America’s new-car buyers are digging in for the long haul – literally – as more shoppers opt for 84-month loans to manage monthly payments in an increasingly expensive market. And that began even before the recent Trump Admin. tariffs, which analysts predict could raise car prices by $5,000 to $15,000, depending on model and brand.
Of course, no one knows how the auto finance market will change as the tariffs evolve. But even pre-tariff, Edmunds’ latest auto finance data shows nearly one in five new-vehicle buyers (19.8%) committed to a seven-year loan in the first quarter of 2025 – a record high. And although dealers experienced a pre-tariff surge in sales, higher vehicle prices will likely result in higher loan amounts for consumers who need financing.
“A few things are happening right now that lead you to think that people have to finance more,” Jessica Caldwell, Edmunds’ head of insights, tells WardsAuto. “It’s not only the 84-month loan terms, but it’s also just the sheer amount people are financing … over $1,000 a month for a car payment.”
For dealers, the data points to a buyer pool already under significant affordability pressure, even before tariffs hit. Interest rates may hold relatively steady, but shoppers are still maxing out budgets.
“The auto finance market showed signs of steadiness in Q1, but that stability doesn’t mean affordability has improved,” says Caldwell. “When one in five new-car buyers are taking on seven-year loans, it’s clear how many consumers are still financially stretched.”
Even buyers who qualify for shorter loans are pushing boundaries: the monthly payments of $1,000 or more, which Caldwell mentions, remain historically high.

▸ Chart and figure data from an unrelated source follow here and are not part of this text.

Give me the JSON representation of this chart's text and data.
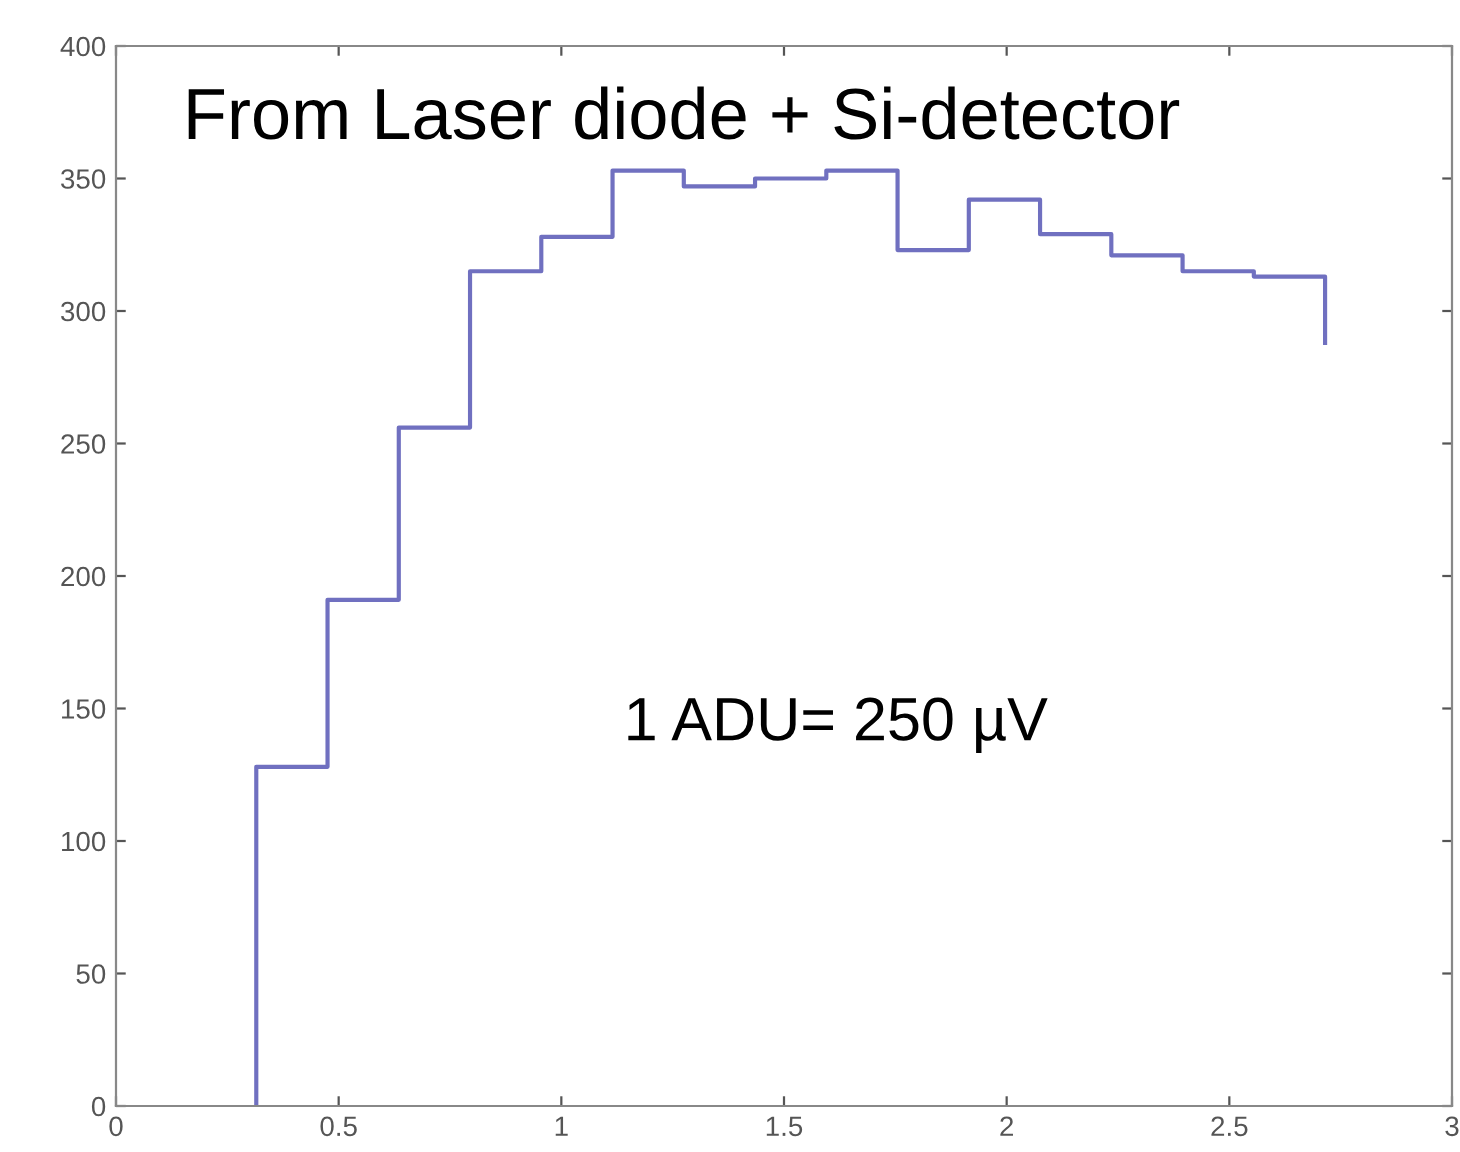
{
  "chart_data": {
    "type": "step",
    "x": [
      0.315,
      0.315,
      0.475,
      0.635,
      0.795,
      0.955,
      1.115,
      1.275,
      1.435,
      1.595,
      1.755,
      1.915,
      2.075,
      2.235,
      2.395,
      2.555,
      2.715
    ],
    "series": [
      {
        "color": "#7070c0",
        "values": [
          0,
          128,
          191,
          256,
          315,
          328,
          353,
          347,
          350,
          353,
          323,
          342,
          329,
          321,
          315,
          313,
          288
        ]
      }
    ],
    "xlim": [
      0,
      3
    ],
    "ylim": [
      0,
      400
    ],
    "xticks": [
      0,
      0.5,
      1,
      1.5,
      2,
      2.5,
      3
    ],
    "yticks": [
      0,
      50,
      100,
      150,
      200,
      250,
      300,
      350,
      400
    ],
    "grid": false,
    "annotations": [
      "From Laser diode + Si-detector",
      "1 ADU= 250 µV"
    ]
  }
}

Edmunds reports 17.7% of new-car buyers had four-figure payments in Q1 2025, a slight dip from Q4 2024’s 18.9% but virtually unchanged from a year ago. Meanwhile, average loan amounts remain above $40,000, and 0% financing offers – once a common incentive – have all but disappeared. In Q1 2025, just 1% of loans offered zero interest, Caldwell says.
There is a potential silver lining for some franchisees as manufacturers step up to ease affordability issues.
“What we’re seeing right now is this offer for employee pricing. Ford and Stellantis have say they are starting to offer employee pricing on their vehicles,” Caldwell says. “While we think their prices are going up, and I think ultimately they will go up, we may see some of these incentive programs in the short term.”
Although ad campaigns, such as Ford’s “From America, For America,” are aimed at showing patriotism, Caldwell says the push may also reflect a move to reduce excess inventory.
“This has a lot of inventory, so I could see the money to clear it out,” she says. “We don’t know how long the tariffs will (last). If they last the rest of the duration of Trump’s presidency, I imagine they don’t have enough inventory for that.”
It’s also a strategic opportunity.
“It’s an interesting move. I mean, they’re definitely getting mileage out of it. It’s a compound effect. Employee pricing is one thing, but then now you’re doing it timed to the tariffs. They’re trying to jump on the goodwill.”
But volatility, such as how tariffs impact various manufacturers and models, could bring logistical headaches for dealers.
Caldwell believes a larger issue will revolve around the acquisition of used vehicles, as well as additional time needed to recondition those vehicles when replacement parts are more expensive and scarcer due to tariffs.
“And if the tariffs are canceled in a month, after a dealer just bought a very expensive trade-in thinking that used values will go up ... that will cost them thousands,” she says.